Wednesday, January 11, 2006

Glory

I think I'll name my firstborn Vladimir. It's a little bit sick and ridiculous how good this man is at putting words on paper. I began reading Glory today (I picked up an original pressing of the hardbound English edition in a small antique shop in New Mexico for $2), and in the first three chapters, my eyes have conveyed to my brain expressions evoking such a breadth and depth of emotion as to almost feel preternatural in origin. I'm constantly taken aback at a turn of phrase or conceptualization of something otherwise mundane transformed into a thing of pure beauty. And I'm not exaggerating. Even just in the foreward by Nabokov, there are hidden gems like:
My second wand-stroke is this: among the many gifts I showered on Martin, I was careful not to include talent. How easy it would have been to make him an artist, a writer; how hard not to let him be one, while bestowing on him the keen sensitivity that one generally associates with the creative creature; how cruel to prevent him from finding in art - not an "escape" (which is only a cleaner cell on a quieter floor), but relief from the itch of being!
I can't really describe the feeling reading that gave me - if not quite epiphany, then certainly astonishment and deep admiration. It gave me a perspective on art I had never considered.
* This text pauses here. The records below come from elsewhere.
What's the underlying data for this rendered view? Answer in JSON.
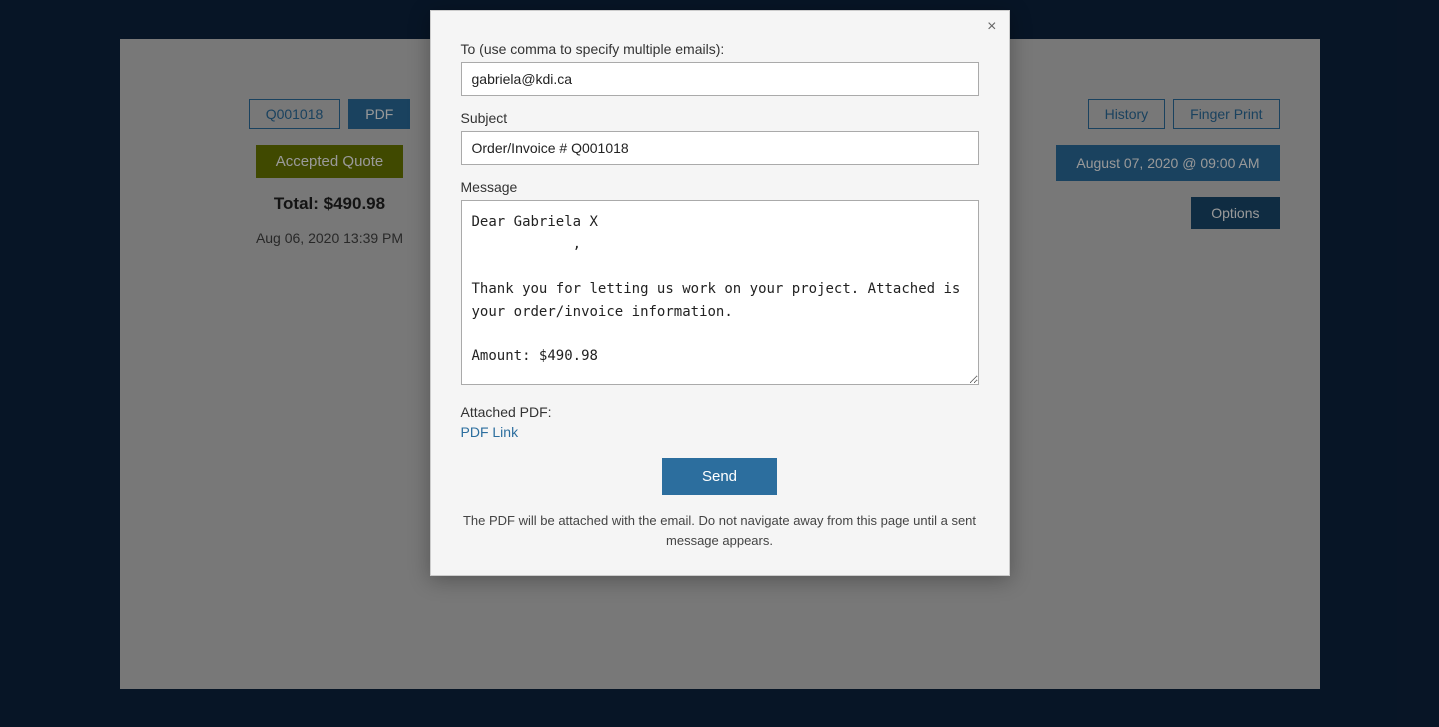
{
  "background": {
    "order_id": "Q001018",
    "pdf_button": "PDF",
    "status": "Accepted Quote",
    "total": "Total: $490.98",
    "date": "Aug 06, 2020  13:39 PM",
    "history_button": "History",
    "fingerprint_button": "Finger Print",
    "datetime_button": "August 07, 2020 @ 09:00 AM",
    "options_button": "Options"
  },
  "modal": {
    "close_button": "×",
    "to_label": "To (use comma to specify multiple emails):",
    "to_value": "gabriela@kdi.ca",
    "subject_label": "Subject",
    "subject_value": "Order/Invoice # Q001018",
    "message_label": "Message",
    "message_value": "Dear Gabriela X\n\t\t\t\t\t\t,\n\nThank you for letting us work on your project. Attached is your order/invoice information.\n\nAmount: $490.98\n\nPlease contact us if you have any question or concerns. We look forward to continue working with you!",
    "attached_label": "Attached PDF:",
    "pdf_link": "PDF Link",
    "send_button": "Send",
    "disclaimer": "The PDF will be attached with the email. Do not navigate away from this page until a sent message appears."
  }
}
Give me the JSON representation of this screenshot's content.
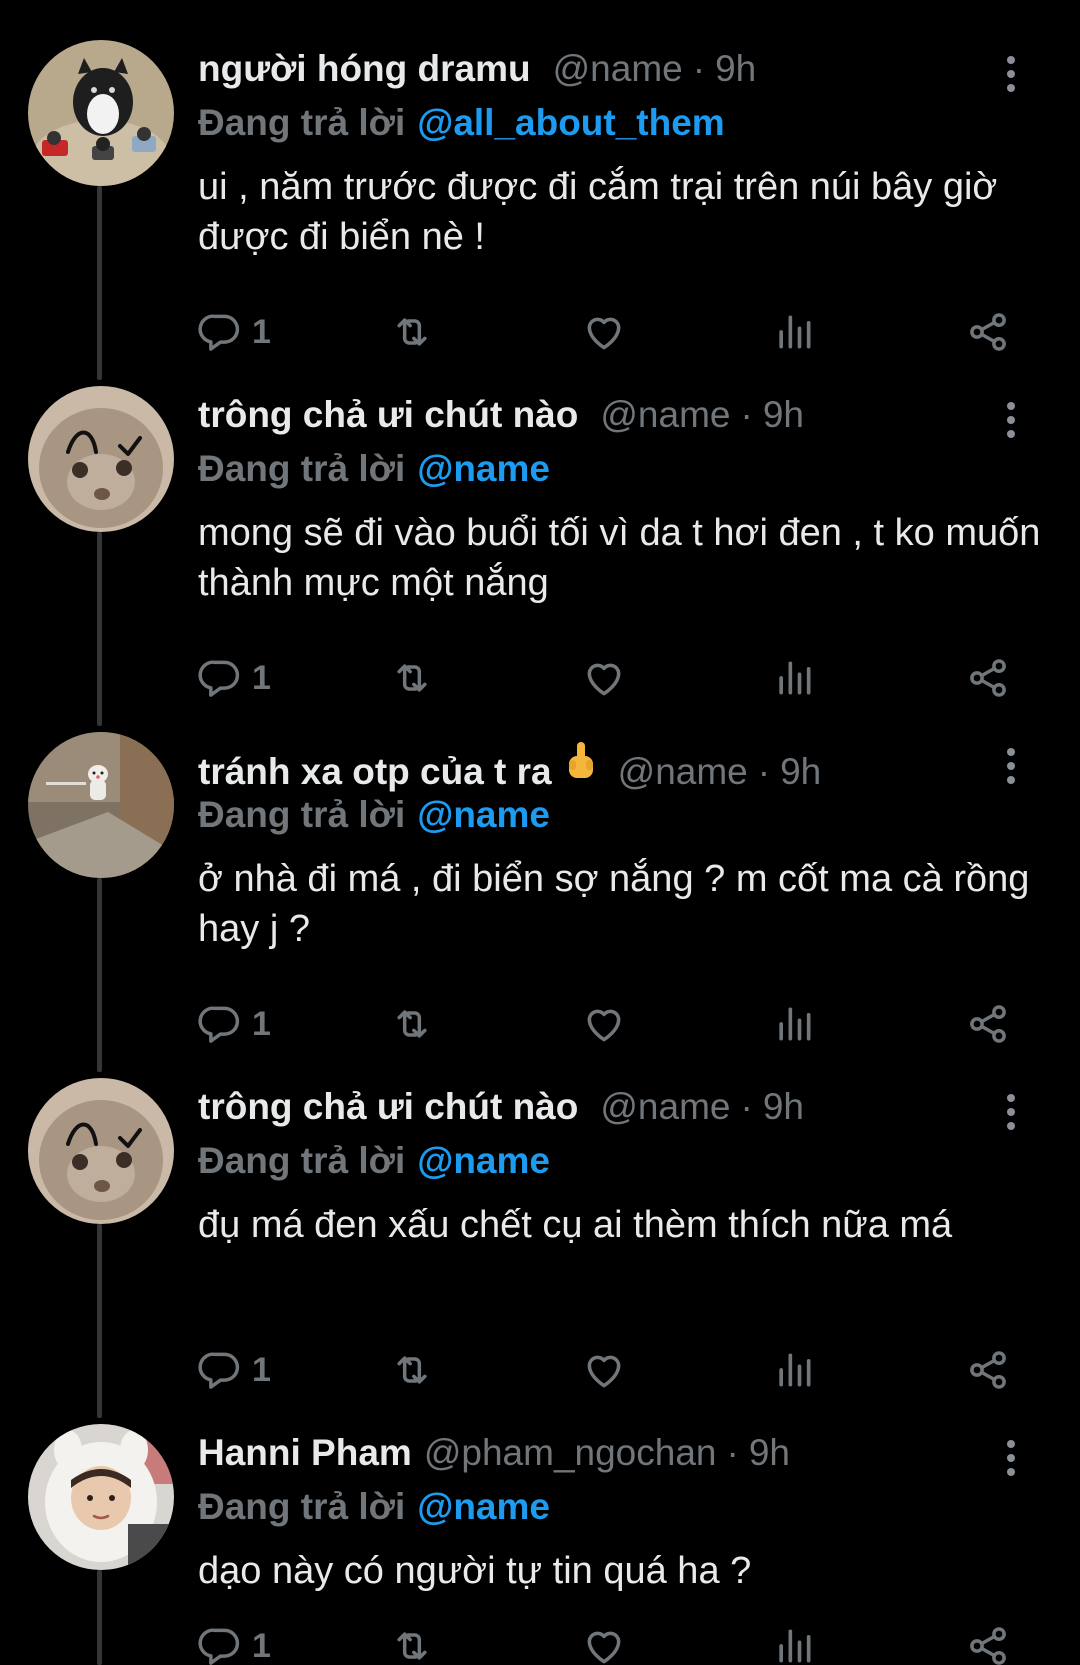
{
  "colors": {
    "background": "#000000",
    "text_primary": "#e7e9ea",
    "text_secondary": "#71767b",
    "accent_link": "#1d9bf0",
    "thread_line": "#333639"
  },
  "icons": {
    "more": "vertical-ellipsis",
    "reply": "speech-bubble",
    "retweet": "retweet-arrows",
    "like": "heart-outline",
    "views": "bar-chart",
    "share": "share-nodes"
  },
  "tweets": [
    {
      "display_name": "người hóng dramu",
      "handle": "@name",
      "dot": "·",
      "time": "9h",
      "replying_prefix": "Đang trả lời",
      "replying_to": "@all_about_them",
      "text": "ui , năm trước được đi cắm trại trên núi bây giờ được đi biển nè !",
      "reply_count": "1",
      "avatar": "cat-with-microphones"
    },
    {
      "display_name": "trông chả ưi chút nào",
      "handle": "@name",
      "dot": "·",
      "time": "9h",
      "replying_prefix": "Đang trả lời",
      "replying_to": "@name",
      "text": "mong sẽ đi vào buổi tối vì da t hơi đen , t ko muốn thành mực một nắng",
      "reply_count": "1",
      "avatar": "cat-face-drawn-eyebrows"
    },
    {
      "display_name": "tránh xa otp của t ra",
      "handle": "@name",
      "dot": "·",
      "time": "9h",
      "replying_prefix": "Đang trả lời",
      "replying_to": "@name",
      "text": "ở nhà đi má , đi biển sợ nắng ? m cốt ma cà rồng hay j ?",
      "reply_count": "1",
      "avatar": "small-toy-in-room"
    },
    {
      "display_name": "trông chả ưi chút nào",
      "handle": "@name",
      "dot": "·",
      "time": "9h",
      "replying_prefix": "Đang trả lời",
      "replying_to": "@name",
      "text": "đụ má đen xấu chết cụ ai thèm thích nữa má",
      "reply_count": "1",
      "avatar": "cat-face-drawn-eyebrows"
    },
    {
      "display_name": "Hanni Pham",
      "handle": "@pham_ngochan",
      "dot": "·",
      "time": "9h",
      "replying_prefix": "Đang trả lời",
      "replying_to": "@name",
      "text": "dạo này có người tự tin quá ha ?",
      "reply_count": "1",
      "avatar": "girl-in-white-hood"
    }
  ]
}
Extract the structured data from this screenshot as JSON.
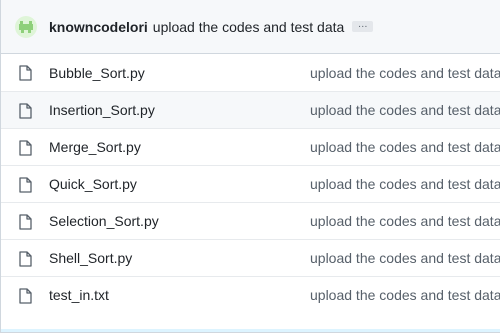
{
  "latest_commit": {
    "author": "knowncodelori",
    "message": "upload the codes and test data",
    "ellipsis_label": "…",
    "avatar_icon": "identicon-avatar",
    "avatar_color": "#8ed07a"
  },
  "files": [
    {
      "name": "Bubble_Sort.py",
      "commit": "upload the codes and test data",
      "icon": "file-icon"
    },
    {
      "name": "Insertion_Sort.py",
      "commit": "upload the codes and test data",
      "icon": "file-icon"
    },
    {
      "name": "Merge_Sort.py",
      "commit": "upload the codes and test data",
      "icon": "file-icon"
    },
    {
      "name": "Quick_Sort.py",
      "commit": "upload the codes and test data",
      "icon": "file-icon"
    },
    {
      "name": "Selection_Sort.py",
      "commit": "upload the codes and test data",
      "icon": "file-icon"
    },
    {
      "name": "Shell_Sort.py",
      "commit": "upload the codes and test data",
      "icon": "file-icon"
    },
    {
      "name": "test_in.txt",
      "commit": "upload the codes and test data",
      "icon": "file-icon"
    }
  ]
}
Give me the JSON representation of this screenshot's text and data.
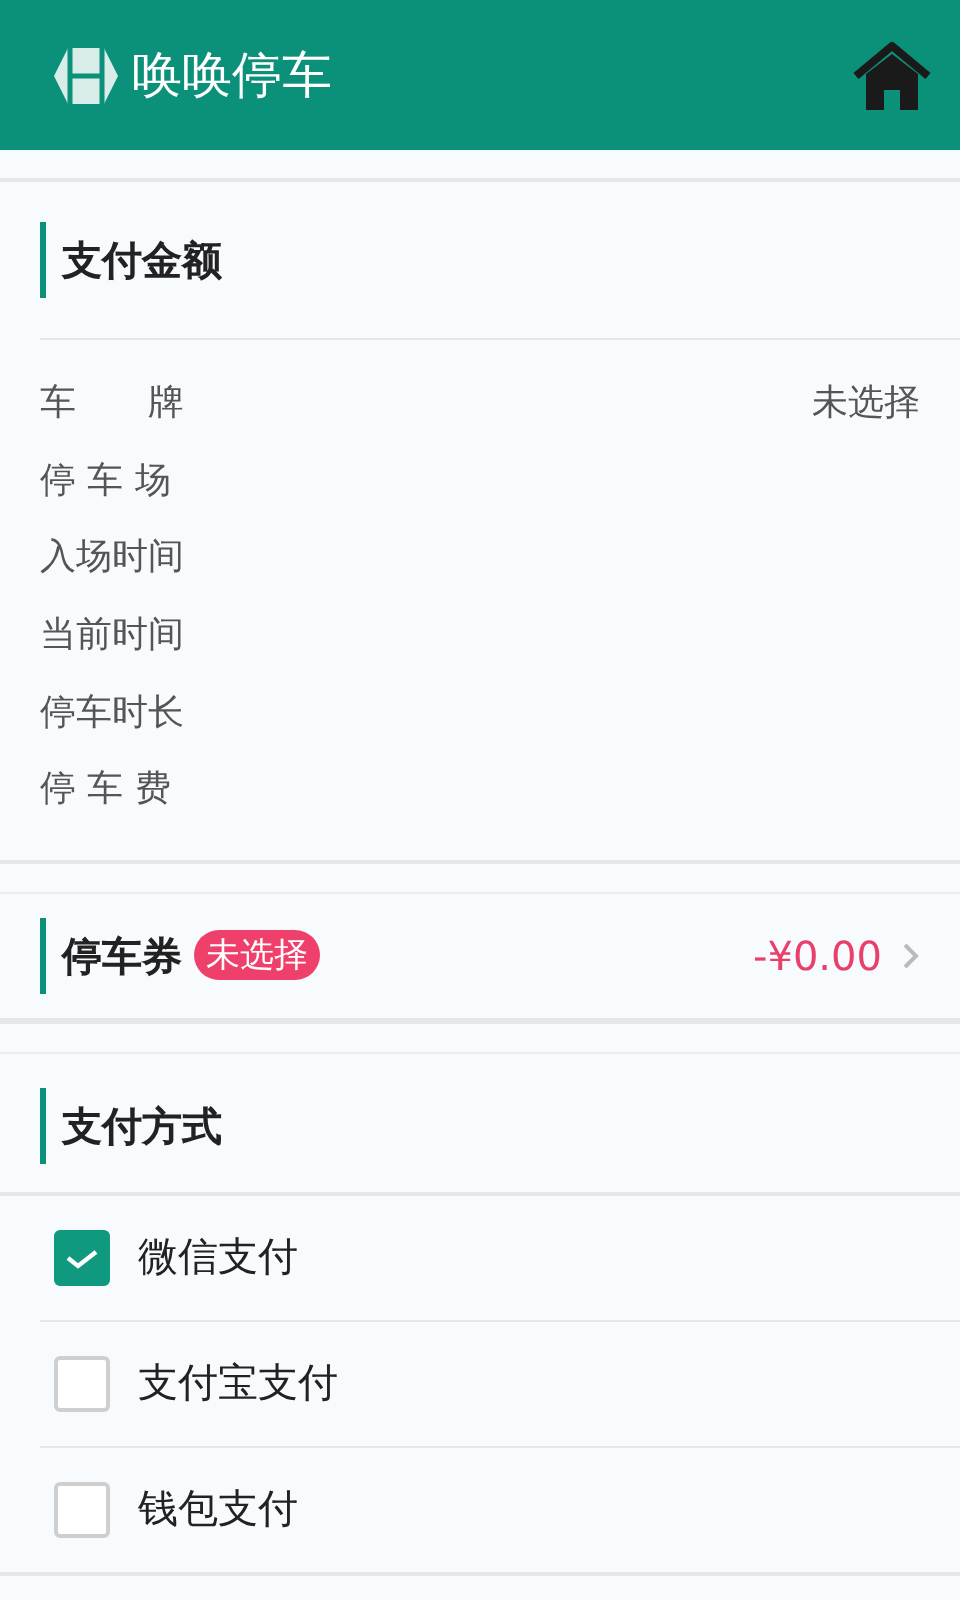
{
  "header": {
    "title": "唤唤停车"
  },
  "amount_section": {
    "title": "支付金额",
    "rows": [
      {
        "label": "车　　牌",
        "value": "未选择"
      },
      {
        "label": "停 车 场"
      },
      {
        "label": "入场时间"
      },
      {
        "label": "当前时间"
      },
      {
        "label": "停车时长"
      },
      {
        "label": "停 车 费"
      }
    ]
  },
  "coupon": {
    "title": "停车券",
    "badge": "未选择",
    "amount": "-¥0.00"
  },
  "payment_section": {
    "title": "支付方式",
    "options": [
      {
        "label": "微信支付",
        "checked": true
      },
      {
        "label": "支付宝支付",
        "checked": false
      },
      {
        "label": "钱包支付",
        "checked": false
      }
    ]
  }
}
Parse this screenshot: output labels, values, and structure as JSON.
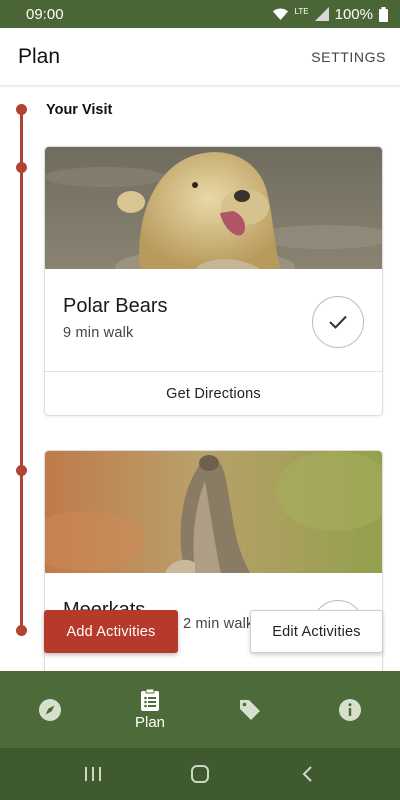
{
  "status_bar": {
    "time": "09:00",
    "network": "LTE",
    "battery": "100%"
  },
  "app_bar": {
    "title": "Plan",
    "settings_label": "SETTINGS"
  },
  "plan": {
    "section_title": "Your Visit",
    "cards": [
      {
        "title": "Polar Bears",
        "subtitle": "9 min walk",
        "action_label": "Get Directions",
        "image": "polar-bear-photo",
        "completed": true
      },
      {
        "title": "Meerkats",
        "subtitle": "2 min walk",
        "image": "meerkat-photo",
        "completed": false
      }
    ]
  },
  "actions": {
    "add_label": "Add Activities",
    "edit_label": "Edit Activities"
  },
  "bottom_nav": {
    "items": [
      {
        "icon": "compass-icon",
        "label": ""
      },
      {
        "icon": "clipboard-list-icon",
        "label": "Plan",
        "active": true
      },
      {
        "icon": "tag-icon",
        "label": ""
      },
      {
        "icon": "info-icon",
        "label": ""
      }
    ]
  },
  "system_nav": {
    "buttons": [
      "recents-icon",
      "home-icon",
      "back-icon"
    ]
  },
  "colors": {
    "primary_green": "#4c6b38",
    "accent_red": "#b53a2c",
    "timeline_red": "#b14334"
  }
}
The man's work oozes with this kind of wisdom and subtle cleverness - and this is just the foreward! Here again at the end of the first chapter:
Once upon a time there prowled marvelous beasts in our country. But Sofia found Russian fairy tales clumsy, cruel, and squalid, Russian folksongs inane, and Russian riddles idiotic. She had little faith in Pushkin's famous nanny, and said that the poet himself had invented her, together with her fairy tales, knitting needles and heartache. Thus in early childhood Martin failed to become familiar with something that subsequently, through the prismatic wave of memory, might have added an extra enchantment to his life. However, he had no lack of enchantments, and no cause to regret that it was not the Russian knight-errant Ruslan but Ruslan's occidental brother that had awakened his imagination in childhood. But then what does it matter whence comes the gentle nudge that jars the soul into motion and sets it rolling, doomed never again to stop?
I shudder to imagine never having added this author's enchantment to my life.

1 Comments:

Anonymous Anonymous said...

i'll have to add that to my reading list after your endorsement. the written word can be powerful indeed. i like how you picked up the copy for $2 in new mexico, but the worth is immeasurable to you.